Fernet did not see Minetti for some days. Indeed, he had dismissed the whole thing from his mind, when, one night, returning home early to get out of a drizzle, who should stop him on the stairway but the hunchback.
“Ah, so here you are!” called out Fernet, gaily, in spite of his rapidly beating heart. “I have been waiting for you to call on me ever since I heard that you were lodging under the same roof.”
“I have been busy,” replied the hunchback, laconically.
Fernet threw open his bedroom door and waved Minetti in.
“Busy?” he echoed, as he struck a light. “And what do you find that is so absorbing, pray?”
“You know my specialty,” replied Minetti, flinging off his cap.
Fernet looked up sharply. A malignant look had crept into the hunchback’s face.
“Oh, there is no doubt of it, he is quite mad!” said Fernet to himself. Then aloud: “Yes, I have been wanting to talk to you more about this. Take a seat and I shall make some coffee. For instance, do you always employ the knife in despatching your—”

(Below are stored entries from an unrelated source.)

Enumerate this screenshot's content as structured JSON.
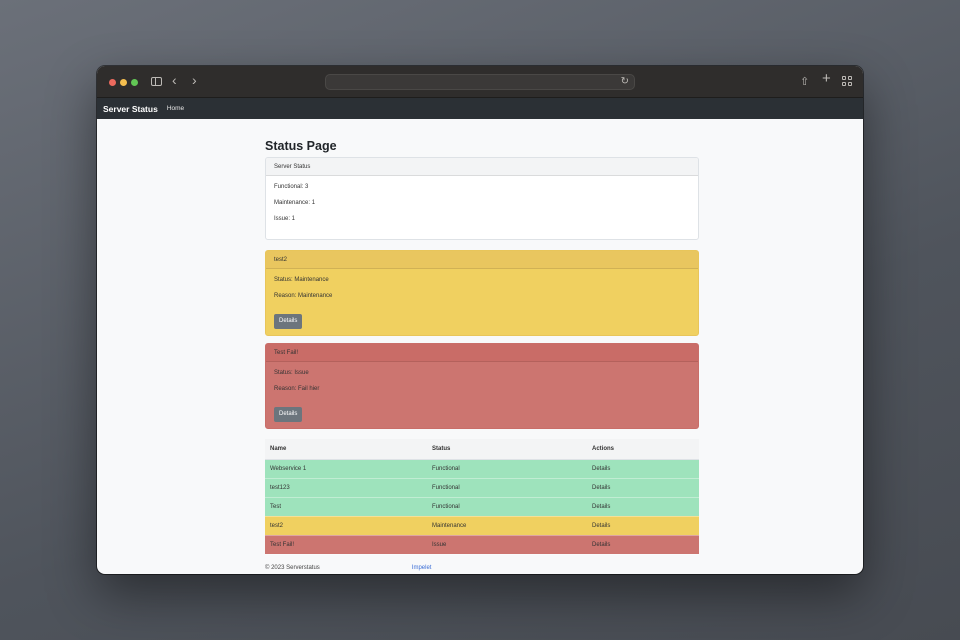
{
  "navbar": {
    "brand": "Server Status",
    "home": "Home"
  },
  "page": {
    "title": "Status Page"
  },
  "summary": {
    "header": "Server Status",
    "functional": "Functional: 3",
    "maintenance": "Maintenance: 1",
    "issue": "Issue: 1"
  },
  "alerts": [
    {
      "title": "test2",
      "status": "Status: Maintenance",
      "reason": "Reason: Maintenance",
      "button": "Details"
    },
    {
      "title": "Test Fail!",
      "status": "Status: Issue",
      "reason": "Reason: Fail hier",
      "button": "Details"
    }
  ],
  "table": {
    "headers": [
      "Name",
      "Status",
      "Actions"
    ],
    "rows": [
      {
        "name": "Webservice 1",
        "status": "Functional",
        "action": "Details"
      },
      {
        "name": "test123",
        "status": "Functional",
        "action": "Details"
      },
      {
        "name": "Test",
        "status": "Functional",
        "action": "Details"
      },
      {
        "name": "test2",
        "status": "Maintenance",
        "action": "Details"
      },
      {
        "name": "Test Fail!",
        "status": "Issue",
        "action": "Details"
      }
    ]
  },
  "footer": {
    "copyright": "© 2023 Serverstatus",
    "imprint": "Impelet"
  },
  "colors": {
    "functional": "#9ee3bc",
    "maintenance": "#f0d060",
    "issue": "#cc7570",
    "navbar": "#2b3035"
  },
  "icons": [
    "sidebar-icon",
    "back-icon",
    "forward-icon",
    "reload-icon",
    "share-icon",
    "plus-icon",
    "tabs-icon"
  ]
}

“Scarcely,” interrupted Minetti, quickly. “Slow poison has its fascinations. There is a very delicate joy in watching a gradual decline. It is like watching a green leaf fading before the breath of autumn. First a sickly pallor, then a yellowing, finally the sap dries completely, a sharp wind, a fluttering in the air, and it is all over. I have tried nearly every slow way—except mental murder. I fancy that, too, would be exquisite.”
“Mental murder.... I do not understand.”